Download Statistical Regression and Classification Book in PDF, Epub and Kindle

Statistical Regression and Classification: From Linear Models to Machine Learning takes an innovative look at the traditional statistical regression course, presenting a contemporary treatment in line with today's applications and users. The text takes a modern look at regression: * A thorough treatment of classical linear and generalized linear models, supplemented with introductory material on machine learning methods. * Since classification is the focus of many contemporary applications, the book covers this topic in detail, especially the multiclass case. * In view of the voluminous nature of many modern datasets, there is a chapter on Big Data. * Has special Mathematical and Computational Complements sections at ends of chapters, and exercises are partitioned into Data, Math and Complements problems. * Instructors can tailor coverage for specific audiences such as majors in Statistics, Computer Science, or Economics. * More than 75 examples using real data. The book treats classical regression methods in an innovative, contemporary manner. Though some statistical learning methods are introduced, the primary methodology used is linear and generalized linear parametric models, covering both the Description and Prediction goals of regression methods. The author is just as interested in Description applications of regression, such as measuring the gender wage gap in Silicon Valley, as in forecasting tomorrow's demand for bike rentals. An entire chapter is devoted to measuring such effects, including discussion of Simpson's Paradox, multiple inference, and causation issues. Similarly, there is an entire chapter of parametric model fit, making use of both residual analysis and assessment via nonparametric analysis. Norman Matloff is a professor of computer science at the University of California, Davis, and was a founder of the Statistics Department at that institution. His current research focus is on recommender systems, and applications of regression methods to small area estimation and bias reduction in observational studies. He is on the editorial boards of the Journal of Statistical Computation and the R Journal.

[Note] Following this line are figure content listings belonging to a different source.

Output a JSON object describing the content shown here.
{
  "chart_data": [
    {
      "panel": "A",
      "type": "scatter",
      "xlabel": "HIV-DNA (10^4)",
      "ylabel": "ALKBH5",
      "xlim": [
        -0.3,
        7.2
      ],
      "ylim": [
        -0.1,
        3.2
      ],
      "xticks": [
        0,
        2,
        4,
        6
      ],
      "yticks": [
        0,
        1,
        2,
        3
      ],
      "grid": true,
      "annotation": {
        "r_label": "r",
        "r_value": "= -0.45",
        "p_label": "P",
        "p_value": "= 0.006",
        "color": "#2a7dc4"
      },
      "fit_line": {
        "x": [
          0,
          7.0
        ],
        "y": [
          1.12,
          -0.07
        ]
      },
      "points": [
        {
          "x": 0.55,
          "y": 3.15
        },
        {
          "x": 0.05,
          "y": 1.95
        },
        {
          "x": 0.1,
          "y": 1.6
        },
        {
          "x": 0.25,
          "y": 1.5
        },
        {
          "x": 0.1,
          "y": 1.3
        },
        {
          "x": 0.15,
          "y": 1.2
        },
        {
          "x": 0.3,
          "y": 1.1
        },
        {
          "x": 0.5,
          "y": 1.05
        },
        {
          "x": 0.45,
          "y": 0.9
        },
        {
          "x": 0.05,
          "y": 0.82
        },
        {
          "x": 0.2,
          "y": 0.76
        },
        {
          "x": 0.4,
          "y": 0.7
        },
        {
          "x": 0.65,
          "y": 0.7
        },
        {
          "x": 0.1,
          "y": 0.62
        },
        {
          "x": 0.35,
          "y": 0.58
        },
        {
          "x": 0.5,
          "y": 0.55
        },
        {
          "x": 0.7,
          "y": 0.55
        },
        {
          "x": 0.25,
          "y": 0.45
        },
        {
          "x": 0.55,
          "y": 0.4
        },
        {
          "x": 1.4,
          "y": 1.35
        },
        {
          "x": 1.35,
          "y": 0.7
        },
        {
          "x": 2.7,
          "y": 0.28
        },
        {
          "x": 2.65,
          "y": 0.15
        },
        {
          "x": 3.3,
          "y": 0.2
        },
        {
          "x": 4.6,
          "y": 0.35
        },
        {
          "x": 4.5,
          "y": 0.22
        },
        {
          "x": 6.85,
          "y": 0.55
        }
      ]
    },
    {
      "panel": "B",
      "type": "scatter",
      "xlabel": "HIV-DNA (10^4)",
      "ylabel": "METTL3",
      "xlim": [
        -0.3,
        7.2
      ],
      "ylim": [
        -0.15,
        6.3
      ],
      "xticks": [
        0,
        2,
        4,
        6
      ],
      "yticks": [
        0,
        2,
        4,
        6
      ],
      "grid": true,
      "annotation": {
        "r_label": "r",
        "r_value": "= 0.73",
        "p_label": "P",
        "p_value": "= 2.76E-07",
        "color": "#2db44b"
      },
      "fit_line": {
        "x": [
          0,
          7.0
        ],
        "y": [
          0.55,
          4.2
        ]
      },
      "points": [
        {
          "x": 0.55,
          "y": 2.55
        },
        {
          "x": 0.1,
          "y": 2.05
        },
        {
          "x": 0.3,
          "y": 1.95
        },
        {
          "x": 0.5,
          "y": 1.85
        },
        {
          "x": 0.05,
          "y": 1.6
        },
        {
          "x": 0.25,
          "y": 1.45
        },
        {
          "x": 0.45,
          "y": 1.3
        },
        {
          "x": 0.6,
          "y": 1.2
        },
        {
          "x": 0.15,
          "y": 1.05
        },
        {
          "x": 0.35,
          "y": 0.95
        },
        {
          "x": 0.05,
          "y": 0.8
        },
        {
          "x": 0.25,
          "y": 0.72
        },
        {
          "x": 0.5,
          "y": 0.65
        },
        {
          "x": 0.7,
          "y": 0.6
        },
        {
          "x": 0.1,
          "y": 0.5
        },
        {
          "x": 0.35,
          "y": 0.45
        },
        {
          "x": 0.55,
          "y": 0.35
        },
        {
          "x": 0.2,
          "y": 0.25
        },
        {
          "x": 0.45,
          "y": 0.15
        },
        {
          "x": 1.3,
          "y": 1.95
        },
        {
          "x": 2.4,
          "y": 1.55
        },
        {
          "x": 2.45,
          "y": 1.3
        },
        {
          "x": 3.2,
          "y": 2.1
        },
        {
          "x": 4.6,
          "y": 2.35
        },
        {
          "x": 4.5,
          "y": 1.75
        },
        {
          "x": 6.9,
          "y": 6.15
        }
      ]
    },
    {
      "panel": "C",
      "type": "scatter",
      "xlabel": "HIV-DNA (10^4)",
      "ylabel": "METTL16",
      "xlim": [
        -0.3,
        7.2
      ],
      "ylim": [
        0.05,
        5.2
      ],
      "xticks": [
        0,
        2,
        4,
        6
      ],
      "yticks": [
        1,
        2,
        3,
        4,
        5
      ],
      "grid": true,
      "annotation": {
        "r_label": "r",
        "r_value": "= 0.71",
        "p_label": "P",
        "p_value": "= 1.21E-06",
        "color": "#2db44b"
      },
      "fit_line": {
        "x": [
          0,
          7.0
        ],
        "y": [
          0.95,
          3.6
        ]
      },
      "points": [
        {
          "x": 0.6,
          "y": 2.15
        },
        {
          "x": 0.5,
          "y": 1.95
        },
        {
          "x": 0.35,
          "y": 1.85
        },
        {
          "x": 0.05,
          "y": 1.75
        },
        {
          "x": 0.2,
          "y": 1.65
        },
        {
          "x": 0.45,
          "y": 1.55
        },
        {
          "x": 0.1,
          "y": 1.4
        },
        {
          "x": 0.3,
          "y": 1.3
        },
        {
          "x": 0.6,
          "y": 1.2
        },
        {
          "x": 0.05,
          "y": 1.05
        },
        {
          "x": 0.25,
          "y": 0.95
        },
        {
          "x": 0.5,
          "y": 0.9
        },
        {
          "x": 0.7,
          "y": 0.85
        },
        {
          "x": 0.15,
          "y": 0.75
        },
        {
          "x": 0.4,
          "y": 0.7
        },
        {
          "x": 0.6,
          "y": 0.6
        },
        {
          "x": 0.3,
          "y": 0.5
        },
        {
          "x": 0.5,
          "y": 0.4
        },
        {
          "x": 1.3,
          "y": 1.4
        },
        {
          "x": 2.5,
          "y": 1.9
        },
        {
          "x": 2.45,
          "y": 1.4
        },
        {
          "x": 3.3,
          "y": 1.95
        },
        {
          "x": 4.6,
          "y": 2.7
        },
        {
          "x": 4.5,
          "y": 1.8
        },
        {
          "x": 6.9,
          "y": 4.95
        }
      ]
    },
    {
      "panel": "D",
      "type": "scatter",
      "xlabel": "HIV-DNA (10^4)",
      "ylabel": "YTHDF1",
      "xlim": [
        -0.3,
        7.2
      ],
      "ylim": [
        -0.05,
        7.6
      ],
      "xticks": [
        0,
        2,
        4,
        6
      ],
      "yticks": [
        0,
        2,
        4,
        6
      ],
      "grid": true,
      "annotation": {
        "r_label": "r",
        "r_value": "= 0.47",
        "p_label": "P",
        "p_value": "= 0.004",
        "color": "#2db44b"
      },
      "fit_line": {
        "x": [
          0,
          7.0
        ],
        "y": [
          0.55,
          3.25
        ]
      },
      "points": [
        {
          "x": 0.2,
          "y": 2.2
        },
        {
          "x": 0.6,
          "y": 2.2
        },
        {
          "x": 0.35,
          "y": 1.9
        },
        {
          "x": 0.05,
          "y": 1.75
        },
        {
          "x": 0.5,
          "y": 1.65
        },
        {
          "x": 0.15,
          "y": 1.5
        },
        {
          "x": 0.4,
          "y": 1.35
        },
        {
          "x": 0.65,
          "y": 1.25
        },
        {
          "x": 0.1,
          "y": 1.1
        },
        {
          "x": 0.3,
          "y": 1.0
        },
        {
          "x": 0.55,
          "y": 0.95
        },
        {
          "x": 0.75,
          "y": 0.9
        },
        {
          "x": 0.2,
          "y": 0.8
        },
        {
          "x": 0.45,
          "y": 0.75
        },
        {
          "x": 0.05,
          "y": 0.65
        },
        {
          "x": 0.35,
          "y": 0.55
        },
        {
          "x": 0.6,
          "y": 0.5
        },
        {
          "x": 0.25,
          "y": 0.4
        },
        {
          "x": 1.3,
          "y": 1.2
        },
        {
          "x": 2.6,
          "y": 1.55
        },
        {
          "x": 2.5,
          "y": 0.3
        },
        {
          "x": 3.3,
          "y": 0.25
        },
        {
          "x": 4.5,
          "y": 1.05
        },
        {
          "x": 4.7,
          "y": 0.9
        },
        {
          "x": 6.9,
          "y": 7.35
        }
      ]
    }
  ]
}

An award-winning teacher, he is the author of The Art of R Programming and Parallel Computation in Data Science: With Examples in R, C++ and CUDA.

Data Classification

Data Classification
Title Data Classification PDF eBook
Author Charu C. Aggarwal
Publisher CRC Press
Pages 710
Release 2014-07-25
Genre Business & Economics
ISBN 1466586745

Download Data Classification Book in PDF, Epub and Kindle

Comprehensive Coverage of the Entire Area of Classification Research on the problem of classification tends to be fragmented across such areas as pattern recognition, database, data mining, and machine learning. Addressing the work of these different communities in a unified way, Data Classification: Algorithms and Applications explores the underlying algorithms of classification as well as applications of classification in a variety of problem domains, including text, multimedia, social network, and biological data. This comprehensive book focuses on three primary aspects of data classification: Methods-The book first describes common techniques used for classification, including probabilistic methods, decision trees, rule-based methods, instance-based methods, support vector machine methods, and neural networks. Domains-The book then examines specific methods used for data domains such as multimedia, text, time-series, network, discrete sequence, and uncertain data. It also covers large data sets and data streams due to the recent importance of the big data paradigm. Variations-The book concludes with insight on variations of the classification process. It discusses ensembles, rare-class learning, distance function learning, active learning, visual learning, transfer learning, and semi-supervised learning as well as evaluation aspects of classifiers.